Taken together, our findings imply that decision-making for quality improvement should be decentralized to the local level, but this should not be completely permissive. Furthermore, hospitals may require at least some degree of formal guidance to help structure the menu of choices available to support decisions that are made locally.

Strengths and limitations

The CVF as a measure of OC has a number of advantages and disadvantages. The advantages are that it has a firm theoretical basis, has good face validity and is quick to complete. It has also been validated and used across a wide range of industries, including health care. There are disadvantages also. First, like all models, the CVF measure may be a gross oversimplification of reality. The measure is based on only three responses from the senior management team of each hospital. These executives may have a limited view of OC in their organization [11]. If so, then to capture the rich and dynamic complexities of OC. Secondly, we used different sources of data for dependent and independent variables (questionnaires for different respondents) in order to decrease the risk of common method variance bias [12]. Thirdly, data for this study were collected across seven countries. To account for clustering of hospitals within the countries, we used random intercept by country in our multivariate regression analyses. Finally, to measure QMSI we used quality managers. The use of quality managers is reasonable, because they are presumed to have a comprehensive knowledge about the quality management in their organizations [13].

Future research

Our study provides several insights for future research. First, it would be beneficial to undertake longitudinal analysis with multiple data points so that inferences about direction of causality can be established. Secondly, future research should attempt to measure OC among frontline staff rather than senior managers. Frontline staff may be better in a better position to describe the culture of their institution, and in particular wards, departments and clinical services.

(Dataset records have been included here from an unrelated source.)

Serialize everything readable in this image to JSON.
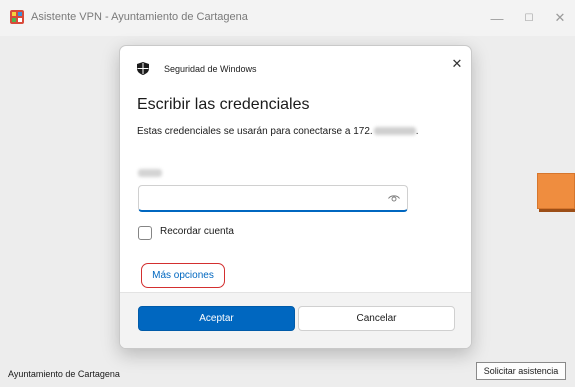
{
  "window": {
    "title": "Asistente VPN - Ayuntamiento de Cartagena",
    "footer_label": "Ayuntamiento de Cartagena",
    "assist_button": "Solicitar asistencia",
    "minimize_glyph": "—",
    "maximize_glyph": "☐",
    "close_glyph": "✕"
  },
  "dialog": {
    "security_title": "Seguridad de Windows",
    "close_glyph": "✕",
    "heading": "Escribir las credenciales",
    "description_prefix": "Estas credenciales se usarán para conectarse a 172.",
    "description_suffix": ".",
    "remember_label": "Recordar cuenta",
    "more_options": "Más opciones",
    "accept_label": "Aceptar",
    "cancel_label": "Cancelar"
  },
  "colors": {
    "accent": "#0067c0",
    "highlight_ring": "#d32f2f",
    "orange_button": "#ef8d3f"
  },
  "icons": {
    "app": "vpn-app-icon",
    "shield": "shield-icon",
    "eye": "eye-icon"
  }
}
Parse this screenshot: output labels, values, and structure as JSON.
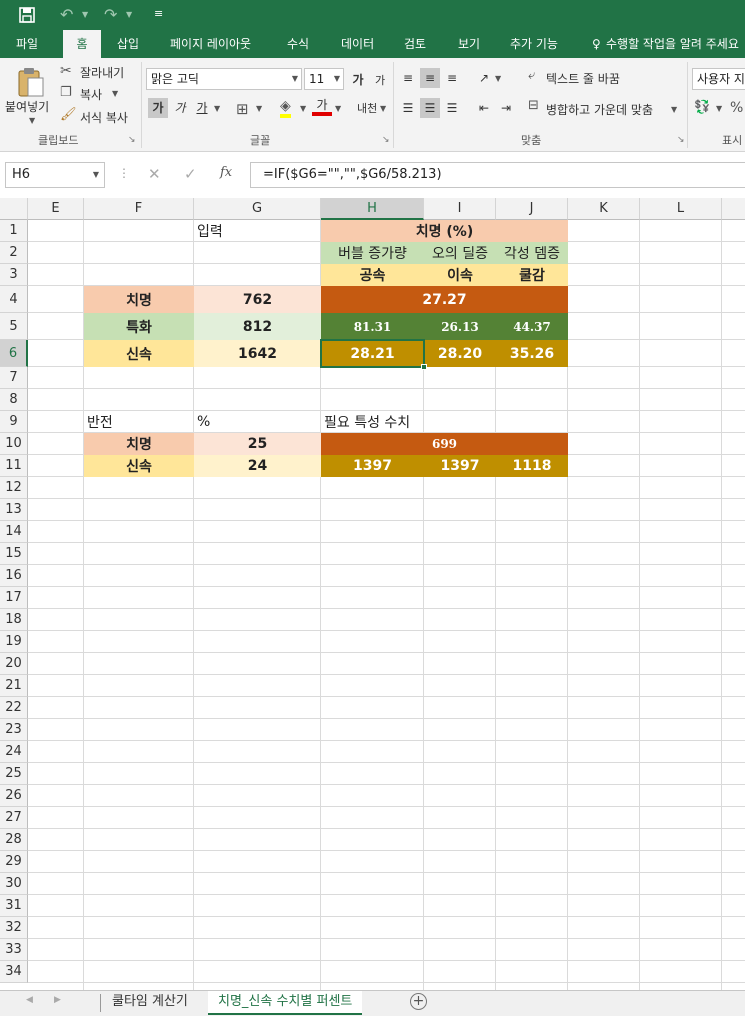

Finally, our study is based on the analysis of quantitative data which may have failed to capture the rich qualitative aspects of organizational life which defy simple quantification and are better researched using in-depth qualitative methods. Future studies might use a mixed methods research designs which combine both quantitative and qualitative approaches to understanding the impact of culture and structure on the implementation of quality improvement in hospital settings.

Conclusions

It appears that OS does have an impact on the implementation of quality management strategies but that specific OC types are not associated with quality management implementation. There is no single dominant OC type that is more than others positively associated with quality management in European hospitals.

Funding

Deepening our Understanding of Quality Improvement in Europe (DUQuE) has received funding from the European Community's Seventh Framework Programme (FP7/2007–2013) under grant agreement number 241822.

Acknowledgements

We thank the experts, country coordinators and participating hospitals of the DUQuE project for their valuable advice on the measurement instrument, and the respondents for their effort and time to fill in the questionnaire. Funding to pay the Open Access publication charges for this article was provided by European Community's Seventh Framework Programme (FP7/2007–2013) under grant agreement no. 241822.